Settlers get generous golden farewell

HIC

Source: HLRN, Martin Asser, BBC News website correspondent in Jerusalem

Israel has occupied the West Bank and the Gaza Strip since 1967, and in defiance of international law, it has been colonising large parts of these territories with hundreds of thousands of settlers among the native Palestinian population.

The Disengagement Administration, known by its Hebrew acronym Sela, says it has already got a signed undertaking from 1,127 families to go without being removed by force by the police and army.

That leaves another 600 or so households who have given no such promise.

“Formally, there is no contact with these people,” says Sela spokesman Haim Altman.
“Informally, we are in contact with most… but it is very sensitive and the settlers we are talking to want total privacy.”

It is sensitive because what Sela is offering settlers, as an alternative to being dragged bodily from their homes, is a financial compensation package.

One of the difficulties is that this financial package is aimed at people who see their settlements as the fulfilment of either divine or political destiny, to secure what they see as the whole “Land of Israel” for the Jewish people.

Compensation calculation

Leaving aside the ideological gap, there is little question of the generosity of the deal paid to evacuees, many of them beneficiaries of government subsidies for settling the land.
An average family can expect to receive about $250,000 (£140,000) compensation, depending on house size, the number of children and length of residence in the occupied territories.
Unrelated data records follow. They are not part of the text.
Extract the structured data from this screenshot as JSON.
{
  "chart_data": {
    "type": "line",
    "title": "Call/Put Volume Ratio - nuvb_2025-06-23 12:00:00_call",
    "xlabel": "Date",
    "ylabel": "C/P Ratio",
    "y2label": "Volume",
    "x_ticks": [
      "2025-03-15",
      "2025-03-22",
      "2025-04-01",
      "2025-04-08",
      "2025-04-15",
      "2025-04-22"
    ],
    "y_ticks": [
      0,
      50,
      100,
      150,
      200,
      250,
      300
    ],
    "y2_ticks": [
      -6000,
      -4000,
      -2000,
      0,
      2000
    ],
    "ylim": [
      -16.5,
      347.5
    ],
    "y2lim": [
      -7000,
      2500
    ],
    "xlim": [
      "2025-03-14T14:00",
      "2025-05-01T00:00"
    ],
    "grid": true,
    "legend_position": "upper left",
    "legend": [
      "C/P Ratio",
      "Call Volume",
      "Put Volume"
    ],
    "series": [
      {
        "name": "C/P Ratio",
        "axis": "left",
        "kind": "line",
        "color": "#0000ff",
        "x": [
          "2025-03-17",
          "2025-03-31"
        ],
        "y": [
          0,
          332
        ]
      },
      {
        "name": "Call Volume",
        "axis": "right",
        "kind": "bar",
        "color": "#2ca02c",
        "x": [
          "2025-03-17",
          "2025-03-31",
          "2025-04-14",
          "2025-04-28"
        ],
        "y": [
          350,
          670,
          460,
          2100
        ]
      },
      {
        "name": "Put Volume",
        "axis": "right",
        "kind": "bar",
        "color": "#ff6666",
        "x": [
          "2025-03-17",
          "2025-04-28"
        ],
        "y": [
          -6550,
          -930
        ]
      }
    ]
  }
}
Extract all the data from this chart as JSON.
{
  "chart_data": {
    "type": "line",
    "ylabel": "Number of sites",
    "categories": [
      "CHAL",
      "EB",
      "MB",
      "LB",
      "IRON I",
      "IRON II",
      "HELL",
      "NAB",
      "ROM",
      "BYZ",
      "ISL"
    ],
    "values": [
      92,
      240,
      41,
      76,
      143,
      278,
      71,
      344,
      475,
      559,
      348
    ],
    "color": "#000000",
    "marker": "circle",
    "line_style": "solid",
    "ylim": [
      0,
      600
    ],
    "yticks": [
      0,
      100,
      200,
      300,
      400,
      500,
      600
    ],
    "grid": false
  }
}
Family Compensation Package:

$1,000 per square metre of home
$50,000 for land around home
$1,000 per head for each year of residence (children included)
Moving costs up to $5,000
Half a year’s salary if made redundant
Two years’ rent following relocation
$30,000 loan for staying in new home

On top of that there are removals expenses, two years’ free rent, redundancy compensation and what Mr Altman calls a “bonus” of $30,000 if the family stays put in a community being established to house them.